Shannon, Coding and the Radio Amateur

by James Miller, G3RUH


In a previous Oscar News (ref 1,8) I described the error detection and correction (EDAC) of Oscar-13's computer memory.  I showed how the simple addition of a few redundant "parity bits" to each data byte achieved this, and ended by noting that this technique is used to increase data transmission reliability.  That is, you send more bits than you started with, so for a fixed transmitter power the intrinsic bit error rate worsens.  However the error correction scheme more than makes up for this, a result which seems to defy intuition, but which is the justifiable substance of C. E. Shannon's famous coding theorems. (ref 2)

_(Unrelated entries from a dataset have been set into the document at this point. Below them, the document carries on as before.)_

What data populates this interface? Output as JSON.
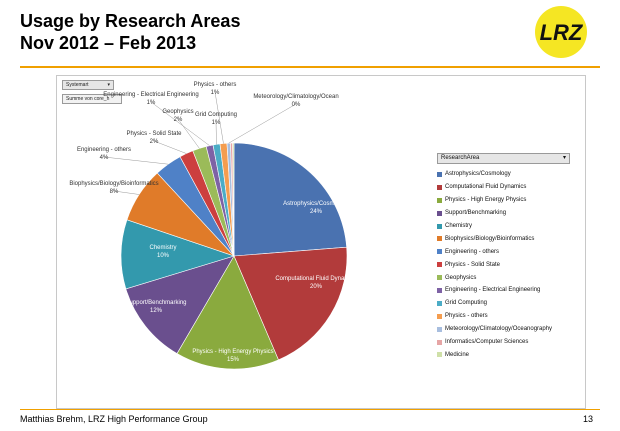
{
  "slide": {
    "title_line1": "Usage by Research Areas",
    "title_line2": "Nov 2012 – Feb 2013",
    "footer_left": "Matthias Brehm, LRZ High Performance Group",
    "page_number": "13",
    "logo_text": "LRZ",
    "accent_color": "#f0a000"
  },
  "pivot": {
    "systemart_label": "Systemart",
    "summe_label": "Summe von core_h",
    "legend_header": "ResearchArea",
    "dropdown_icon": "chevron-down-icon"
  },
  "chart_data": {
    "type": "pie",
    "title": "",
    "slices": [
      {
        "name": "Astrophysics/Cosmology",
        "label": "Astrophysics/Cosmology",
        "value": 24,
        "pct": "24%",
        "color": "#4a72b0"
      },
      {
        "name": "Computational Fluid Dynamics",
        "label": "Computational Fluid Dynamics",
        "value": 20,
        "pct": "20%",
        "color": "#b23b3b"
      },
      {
        "name": "Physics - High Energy Physics",
        "label": "Physics - High Energy Physics",
        "value": 15,
        "pct": "15%",
        "color": "#8aaa3e"
      },
      {
        "name": "Support/Benchmarking",
        "label": "Support/Benchmarking",
        "value": 12,
        "pct": "12%",
        "color": "#6a4f8e"
      },
      {
        "name": "Chemistry",
        "label": "Chemistry",
        "value": 10,
        "pct": "10%",
        "color": "#3399ad"
      },
      {
        "name": "Biophysics/Biology/Bioinformatics",
        "label": "Biophysics/Biology/Bioinformatics",
        "value": 8,
        "pct": "8%",
        "color": "#e07b29"
      },
      {
        "name": "Engineering - others",
        "label": "Engineering - others",
        "value": 4,
        "pct": "4%",
        "color": "#4f81c7"
      },
      {
        "name": "Physics - Solid State",
        "label": "Physics - Solid State",
        "value": 2,
        "pct": "2%",
        "color": "#cc3f3f"
      },
      {
        "name": "Geophysics",
        "label": "Geophysics",
        "value": 2,
        "pct": "2%",
        "color": "#9bbb59"
      },
      {
        "name": "Engineering - Electrical Engineering",
        "label": "Engineering - Electrical Engineering",
        "value": 1,
        "pct": "1%",
        "color": "#7e62a5"
      },
      {
        "name": "Grid Computing",
        "label": "Grid Computing",
        "value": 1,
        "pct": "1%",
        "color": "#4bacc6"
      },
      {
        "name": "Physics - others",
        "label": "Physics - others",
        "value": 1,
        "pct": "1%",
        "color": "#f59d4f"
      },
      {
        "name": "Meteorology/Climatology/Oceanography",
        "label": "Meteorology/Climatology/Ocean",
        "value": 0.5,
        "pct": "0%",
        "color": "#a8bedf"
      },
      {
        "name": "Informatics/Computer Sciences",
        "label": "",
        "value": 0.3,
        "pct": "",
        "color": "#e6a5a5"
      },
      {
        "name": "Medicine",
        "label": "",
        "value": 0.2,
        "pct": "",
        "color": "#cfe0a8"
      }
    ],
    "legend_position": "right"
  }
}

We are not in the realms of academia here.  When space communication costs are reckoned in millions of $$$ per dB (ref 4), schemes that provide more bytes for your buck are of the greatest importance.  Their use in amateur radio isn't far away.  Intrigued?  This article is a brief introduction.

A Baseline System

Lets explore; first of all we look at the standard baseline system, binary PSK transmission.  That is to say, a 0 is sent by a carrier with phase 0 degrees, and a 1 by phase 180 degrees, i.e. inverted.  The optimum demodulator (PSK decoder) processes the received carrier to detect a 1 or 0.

For our baseline assessment we need to draw a graph of the probability of a bit error as a function of signal-to-noise ratio (SNR) for binary PSK.

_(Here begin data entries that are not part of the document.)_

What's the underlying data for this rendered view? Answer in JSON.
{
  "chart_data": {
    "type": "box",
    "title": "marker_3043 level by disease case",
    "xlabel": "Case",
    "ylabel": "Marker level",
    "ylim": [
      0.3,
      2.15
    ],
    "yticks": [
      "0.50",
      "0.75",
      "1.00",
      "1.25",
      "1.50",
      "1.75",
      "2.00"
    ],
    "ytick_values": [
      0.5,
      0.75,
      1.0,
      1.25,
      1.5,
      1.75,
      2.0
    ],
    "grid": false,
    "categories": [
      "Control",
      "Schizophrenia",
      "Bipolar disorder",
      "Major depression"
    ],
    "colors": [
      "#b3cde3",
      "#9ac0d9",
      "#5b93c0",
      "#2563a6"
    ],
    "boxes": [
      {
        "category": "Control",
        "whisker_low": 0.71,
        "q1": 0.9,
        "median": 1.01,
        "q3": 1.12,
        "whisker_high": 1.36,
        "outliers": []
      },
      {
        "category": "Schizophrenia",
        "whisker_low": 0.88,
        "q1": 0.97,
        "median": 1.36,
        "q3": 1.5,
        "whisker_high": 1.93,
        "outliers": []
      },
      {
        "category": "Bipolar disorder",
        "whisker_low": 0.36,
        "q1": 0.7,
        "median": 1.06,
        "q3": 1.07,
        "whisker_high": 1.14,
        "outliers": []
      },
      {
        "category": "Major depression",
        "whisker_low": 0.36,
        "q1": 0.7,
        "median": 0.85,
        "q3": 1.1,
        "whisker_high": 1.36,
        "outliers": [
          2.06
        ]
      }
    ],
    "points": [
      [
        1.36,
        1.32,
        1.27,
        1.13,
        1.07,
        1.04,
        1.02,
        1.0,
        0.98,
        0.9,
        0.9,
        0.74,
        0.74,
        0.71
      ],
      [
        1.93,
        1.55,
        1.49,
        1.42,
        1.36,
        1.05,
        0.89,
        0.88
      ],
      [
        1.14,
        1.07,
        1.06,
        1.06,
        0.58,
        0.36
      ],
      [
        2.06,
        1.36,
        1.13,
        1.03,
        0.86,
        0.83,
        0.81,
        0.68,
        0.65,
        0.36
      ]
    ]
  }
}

Figure 1.  Performance comparison of various channel coding schemes

[FIG01.GIF]

A. Baseline:  Binary PSK
B. (7,4) Hamming coding, hard decisions
C. (7,4) Hamming coding, soft decisions
D. Mariner '69 deep space probe, (32,6) bi-orthogonal coding
E. Voyager probes, NASA deep space standard (ref 6)
F. Theoretical Shannon limit on coding performance

Look at Figure 1.  The vertical axis is "Pe" for probability of error.  For example Pe = 10-2 means 1 error per 100 bits.  Pe = 10-6 means one in a million bits, which is a pretty small chance.  Horizontal is "Eb/No" which stands for Energy-per-bit per Noise-power-per-Hz-bandwidth.  (This is the same as SNR when the bit rate is the same as the bandwidth).  You can see in the various curves that a higher SNR results in a smaller error rate.

Curve A shows the baseline PSK performance.  At poor SNR the error rate is, not suprisingly, 50%.  However by 7 dB SNR it's down to 1 per 1000, and at 9.6 dB about 1 in 100,000 bits.

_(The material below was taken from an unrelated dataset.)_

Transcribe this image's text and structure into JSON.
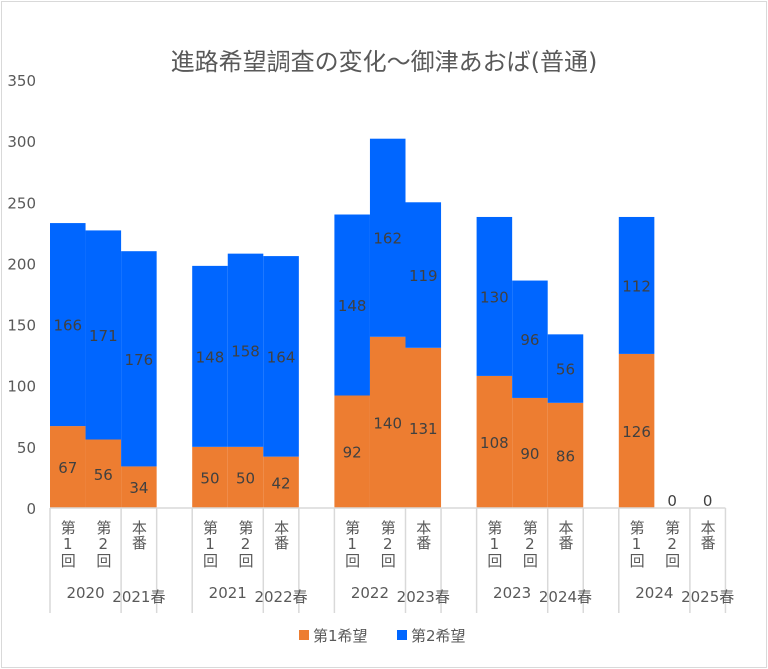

For reference, the mathematical equation for Curve A is given by: Pe = 0.5 * erfc(sqr(Eb/No)) where erfc(.) is the complementary error function, and sqr(.) is square root.  Erfc(.) is related to the cumulative Gaussian distribution, and is tabulated in mathematical and statistical handbooks (ref 3).  Typical values: erfc(0) = 1.0, erfc(0.5) = 0.48, erfc(1) = 0.14, erfc(1.5) = 0.034, erfc(2) = 0.005, etc, tending to zero.

Hamming Coding

Now what happens when we add parity bits?  Lets examine a specific arrangement, the (7,4) Hamming code.  In this, data is taken 4 bits at a time and 3 parity bits appended to make a "word" of 7 bits, hence the designation (7,4).  I used this as my example in ref 1.  Denoting the data bits D0, D1, D2, D3, the parity bits are formed from excusive-ORs of the data bits, viz: P0 = D0 + D1 + D3,  P1 = D0 + D2 + D3,  P2 = D1 + D2 + D3.  The 16 possible words are thus (with a little space for clarity):

DDDD PPP      DDDD PPP      DDDD PPP      DDDD PPP
3210 210      3210 210      3210 210      3210 210
--------------------------------------------------
0000 000      0100 110      1000 111      1100 001
0001 011      0101 101      1001 100      1101 010
0010 101      0110 011      1010 010      1110 100
0011 110      0111 000      1011 001      1111 111

Table 1.  16 code words of the (7,4) Hamming code

So as an example, if the 4 data bits are 1100, P0 = 0, P1 = 0 and P2 = 1, so the bits actually transmitted are 1100001 - see top of 4th column.

Consider transmission; we now send 7 bits in the time we would have sent 4 original ones.  So the channel bit rate is 7/4 times what it was, implying a 7/4x wider bandwidth.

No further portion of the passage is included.